DH and I had an argument just now, because I woke him up and asked for some wine to help me sleep.
He keeps all the wine in his bedroom. He drinks a bottle a day. I don't want wine every night, it's only if I can't sleep. It dulls my mind a little so that I can sleep. I drink about a third of a bottle for this.
His side of the story is: I have stage 4 kidney disease and he thinks wine is helping to kill me. (I don't think it is).
Secondly, he tells me I'm always spending money. This is because I do all my shopping on Amazon. I never go to the shops.
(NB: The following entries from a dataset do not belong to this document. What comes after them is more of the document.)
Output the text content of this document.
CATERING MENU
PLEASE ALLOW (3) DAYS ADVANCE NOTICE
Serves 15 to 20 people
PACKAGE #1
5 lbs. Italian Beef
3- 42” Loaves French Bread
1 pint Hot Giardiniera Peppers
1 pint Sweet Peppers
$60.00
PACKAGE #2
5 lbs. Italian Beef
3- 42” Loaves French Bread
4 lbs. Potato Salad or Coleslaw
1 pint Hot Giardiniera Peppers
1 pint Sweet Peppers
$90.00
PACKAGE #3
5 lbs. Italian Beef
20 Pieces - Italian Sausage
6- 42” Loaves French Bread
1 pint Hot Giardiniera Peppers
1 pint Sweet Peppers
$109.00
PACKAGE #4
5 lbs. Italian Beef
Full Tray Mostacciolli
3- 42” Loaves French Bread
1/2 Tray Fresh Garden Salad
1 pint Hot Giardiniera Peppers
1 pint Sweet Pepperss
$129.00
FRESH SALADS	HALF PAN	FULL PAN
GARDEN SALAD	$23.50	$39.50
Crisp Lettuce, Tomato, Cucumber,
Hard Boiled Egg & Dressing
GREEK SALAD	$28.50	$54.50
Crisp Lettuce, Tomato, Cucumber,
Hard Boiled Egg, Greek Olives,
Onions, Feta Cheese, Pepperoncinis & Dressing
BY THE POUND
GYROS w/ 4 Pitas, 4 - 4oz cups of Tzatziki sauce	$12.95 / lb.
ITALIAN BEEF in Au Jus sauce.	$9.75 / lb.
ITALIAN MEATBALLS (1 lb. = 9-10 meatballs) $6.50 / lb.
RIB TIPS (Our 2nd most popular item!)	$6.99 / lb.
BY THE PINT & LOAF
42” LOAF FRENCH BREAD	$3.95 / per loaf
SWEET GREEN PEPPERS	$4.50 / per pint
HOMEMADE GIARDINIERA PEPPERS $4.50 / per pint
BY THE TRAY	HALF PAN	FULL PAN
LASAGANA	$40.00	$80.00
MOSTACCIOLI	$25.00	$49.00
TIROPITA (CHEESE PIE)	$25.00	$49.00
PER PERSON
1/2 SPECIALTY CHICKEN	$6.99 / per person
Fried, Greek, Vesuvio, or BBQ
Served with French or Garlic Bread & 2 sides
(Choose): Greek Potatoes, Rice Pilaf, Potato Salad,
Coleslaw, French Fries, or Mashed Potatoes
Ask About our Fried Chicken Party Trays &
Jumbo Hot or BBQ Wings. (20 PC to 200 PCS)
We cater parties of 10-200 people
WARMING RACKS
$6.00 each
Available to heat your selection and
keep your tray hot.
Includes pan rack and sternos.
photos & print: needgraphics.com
I have spinal stenosis, so it hurts to walk.
So anything I want, I get it on Amazon. So he sees the orders, and he sees the money going out. I posted about this before, and I got attacked for saying how much we have in savings. So I won't do this again, but can only say that we are certainly not short of money.
In many ways, I feel like he treats me as a child rather than an adult. I feel like a child, having to ask him if I can have some wine.
I know I should just buy my own wine, but I know that he would be very upset by this.
So, he is very stressed out, by the fact that I drink wine, and spend money.
I have a hobby, it is leatherwork, and just now I am making leather hair accessories, to sell at a craft fair at Christmas. I buy things for my hobby on Amazon (recently, metal hair clips and super glue). DH doesn't have any hobbies. He does jobs in the morning, and the rest of the day he is on his iPad or watching TV.
This is just a rant really. We love each other, but really annoy each other as well.